The European Jewish Congress has said that certain Jewish communities in Europe are in grave danger of antisemitic violence.
The EJC president has said small Jewish communities are being physically, verbally and psychologically threatened by fundamentalist elements.
Ynet has reported statements by Dr Moshe Kantor, president of the EJC, who has cited recent negative events concerning Jews.
He said that recently a respected and government-funded Catholic school, the College of the Sacred Heart, in Antwerp, had hosted a “Palestine Day,” replete with antisemitic references and activities for youngsters.
One stall at the event was titled: “Throw the soldiers into the sea” in which children were invited to throw replicas of Jewish and Israeli soldiers into two large tanks.

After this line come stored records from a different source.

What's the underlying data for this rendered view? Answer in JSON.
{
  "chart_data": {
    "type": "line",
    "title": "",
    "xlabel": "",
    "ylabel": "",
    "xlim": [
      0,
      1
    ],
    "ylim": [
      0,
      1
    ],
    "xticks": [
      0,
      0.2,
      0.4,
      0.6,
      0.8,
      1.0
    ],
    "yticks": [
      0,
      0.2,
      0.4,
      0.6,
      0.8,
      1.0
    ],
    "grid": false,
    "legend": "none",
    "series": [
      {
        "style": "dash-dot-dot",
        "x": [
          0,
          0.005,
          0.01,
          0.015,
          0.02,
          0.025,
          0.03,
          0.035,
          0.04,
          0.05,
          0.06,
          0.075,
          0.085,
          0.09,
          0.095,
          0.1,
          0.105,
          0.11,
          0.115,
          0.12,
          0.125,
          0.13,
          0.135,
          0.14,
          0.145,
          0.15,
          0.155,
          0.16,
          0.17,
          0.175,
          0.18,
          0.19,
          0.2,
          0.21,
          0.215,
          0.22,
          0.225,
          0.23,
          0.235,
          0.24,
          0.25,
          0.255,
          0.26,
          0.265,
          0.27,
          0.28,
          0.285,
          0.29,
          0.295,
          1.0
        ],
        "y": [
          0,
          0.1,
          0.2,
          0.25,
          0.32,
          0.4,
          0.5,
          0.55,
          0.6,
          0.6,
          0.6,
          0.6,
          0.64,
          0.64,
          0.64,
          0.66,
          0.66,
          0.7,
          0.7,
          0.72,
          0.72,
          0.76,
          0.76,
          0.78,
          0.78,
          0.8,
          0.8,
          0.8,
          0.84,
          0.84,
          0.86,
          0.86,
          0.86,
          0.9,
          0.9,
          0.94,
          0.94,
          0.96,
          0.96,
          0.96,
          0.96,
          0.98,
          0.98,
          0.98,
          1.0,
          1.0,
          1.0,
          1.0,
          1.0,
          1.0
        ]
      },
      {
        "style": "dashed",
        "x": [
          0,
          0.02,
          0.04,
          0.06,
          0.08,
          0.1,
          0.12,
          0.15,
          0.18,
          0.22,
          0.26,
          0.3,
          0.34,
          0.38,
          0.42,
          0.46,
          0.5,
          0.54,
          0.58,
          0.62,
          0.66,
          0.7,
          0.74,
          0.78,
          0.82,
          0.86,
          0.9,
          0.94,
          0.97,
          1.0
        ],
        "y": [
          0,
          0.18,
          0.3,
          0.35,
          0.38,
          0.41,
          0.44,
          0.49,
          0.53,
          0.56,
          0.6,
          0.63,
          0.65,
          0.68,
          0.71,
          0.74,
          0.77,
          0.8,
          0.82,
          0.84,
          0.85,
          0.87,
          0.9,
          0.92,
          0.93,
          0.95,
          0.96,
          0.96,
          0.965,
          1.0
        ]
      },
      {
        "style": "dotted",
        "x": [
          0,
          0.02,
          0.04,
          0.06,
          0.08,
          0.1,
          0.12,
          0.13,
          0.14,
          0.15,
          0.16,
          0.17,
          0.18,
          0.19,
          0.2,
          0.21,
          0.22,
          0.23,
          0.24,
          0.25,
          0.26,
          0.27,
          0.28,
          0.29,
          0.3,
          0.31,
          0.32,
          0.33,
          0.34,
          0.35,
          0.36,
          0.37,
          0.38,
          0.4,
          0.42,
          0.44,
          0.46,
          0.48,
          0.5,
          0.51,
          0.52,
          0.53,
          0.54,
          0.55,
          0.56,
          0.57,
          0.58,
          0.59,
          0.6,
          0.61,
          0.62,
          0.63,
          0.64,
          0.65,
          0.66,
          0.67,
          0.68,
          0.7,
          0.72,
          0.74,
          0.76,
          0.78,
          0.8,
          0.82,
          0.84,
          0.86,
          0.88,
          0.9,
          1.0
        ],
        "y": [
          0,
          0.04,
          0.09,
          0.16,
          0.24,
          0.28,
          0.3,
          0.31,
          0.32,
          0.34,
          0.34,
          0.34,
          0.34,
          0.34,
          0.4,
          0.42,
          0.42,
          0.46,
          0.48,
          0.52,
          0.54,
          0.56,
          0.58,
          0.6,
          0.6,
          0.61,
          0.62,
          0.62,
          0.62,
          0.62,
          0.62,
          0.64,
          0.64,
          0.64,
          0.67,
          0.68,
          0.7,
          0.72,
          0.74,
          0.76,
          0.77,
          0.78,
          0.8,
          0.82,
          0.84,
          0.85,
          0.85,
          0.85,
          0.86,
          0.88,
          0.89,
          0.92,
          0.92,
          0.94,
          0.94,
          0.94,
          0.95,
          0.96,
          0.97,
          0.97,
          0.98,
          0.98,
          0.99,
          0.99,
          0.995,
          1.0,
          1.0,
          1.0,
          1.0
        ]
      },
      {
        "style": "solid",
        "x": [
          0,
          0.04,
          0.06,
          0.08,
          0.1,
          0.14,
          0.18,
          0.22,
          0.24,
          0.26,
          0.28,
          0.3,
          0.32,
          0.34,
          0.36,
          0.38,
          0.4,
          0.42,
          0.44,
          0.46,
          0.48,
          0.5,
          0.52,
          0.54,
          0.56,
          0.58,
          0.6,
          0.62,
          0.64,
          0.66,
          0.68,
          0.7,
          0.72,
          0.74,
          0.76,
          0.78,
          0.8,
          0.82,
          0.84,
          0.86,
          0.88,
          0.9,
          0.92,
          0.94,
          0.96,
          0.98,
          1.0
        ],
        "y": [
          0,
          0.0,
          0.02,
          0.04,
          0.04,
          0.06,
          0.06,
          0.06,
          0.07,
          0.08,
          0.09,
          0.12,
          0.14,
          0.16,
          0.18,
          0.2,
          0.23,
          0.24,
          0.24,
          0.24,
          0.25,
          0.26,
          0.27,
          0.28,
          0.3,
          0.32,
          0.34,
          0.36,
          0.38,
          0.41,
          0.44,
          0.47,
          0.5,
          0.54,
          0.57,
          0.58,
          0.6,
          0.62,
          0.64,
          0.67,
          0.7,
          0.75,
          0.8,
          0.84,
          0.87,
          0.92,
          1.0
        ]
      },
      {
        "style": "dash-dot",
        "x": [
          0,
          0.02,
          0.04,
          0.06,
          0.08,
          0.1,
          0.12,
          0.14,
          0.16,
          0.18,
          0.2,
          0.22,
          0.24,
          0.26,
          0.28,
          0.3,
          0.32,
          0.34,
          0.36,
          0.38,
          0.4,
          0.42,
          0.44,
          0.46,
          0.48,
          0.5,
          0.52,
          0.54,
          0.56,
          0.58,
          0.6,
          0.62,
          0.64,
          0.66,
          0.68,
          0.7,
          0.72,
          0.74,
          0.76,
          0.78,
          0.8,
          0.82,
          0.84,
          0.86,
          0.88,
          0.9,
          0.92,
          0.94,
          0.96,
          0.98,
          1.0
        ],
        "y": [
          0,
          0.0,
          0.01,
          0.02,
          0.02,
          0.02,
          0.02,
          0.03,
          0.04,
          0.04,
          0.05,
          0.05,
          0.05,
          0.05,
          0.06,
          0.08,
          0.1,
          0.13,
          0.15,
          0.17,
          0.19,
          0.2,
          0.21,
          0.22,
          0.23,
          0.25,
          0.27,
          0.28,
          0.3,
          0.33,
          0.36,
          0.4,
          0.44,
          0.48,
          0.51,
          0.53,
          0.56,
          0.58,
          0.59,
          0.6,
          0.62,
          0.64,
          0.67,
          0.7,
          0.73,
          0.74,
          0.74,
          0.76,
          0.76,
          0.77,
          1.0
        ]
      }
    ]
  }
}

Last weekend, an event organized for Jewish children in Malmö was reportedly attacked by a gang of thugs who shouted “Heil Hitler” and “Jewish pigs”.
The gang even entered the area hosting the children’s event and damaged property.
Earlier in the year, after a surge of antisemitism hit the Malmö Jewish community, right-wing Malmö mayor, Ilmar Reepalu, said he thought the disruption to the children’s party had been “an understandable consequence of the Israel-Palestine conflict.”
Dr Kantor said in recent months, German former Bundesbank board member Thilo Sarrazin, the European Commissioner for Trade, Karel De Gucht, and Emilio Menendez del Valle, Spanish MEP, had all made antisemitic comments.
He said the comments from the three men had been extremely antisemitic and had been largely ignored by most officials in Europe.
He said because of this inaction, small Jewish communities, like Malmö, would teeter on the brink of extinction, threatened by “fundamentalist elements and their extreme left-wing cohorts on one side and the far-right neo-Nazis on the other.”
The EJC has called on European governments and the European Union to launch a campaign against intolerance and antisemitism, so to remind European citizens that the new Europe was established after the Second World War on the concept of “Never Again”.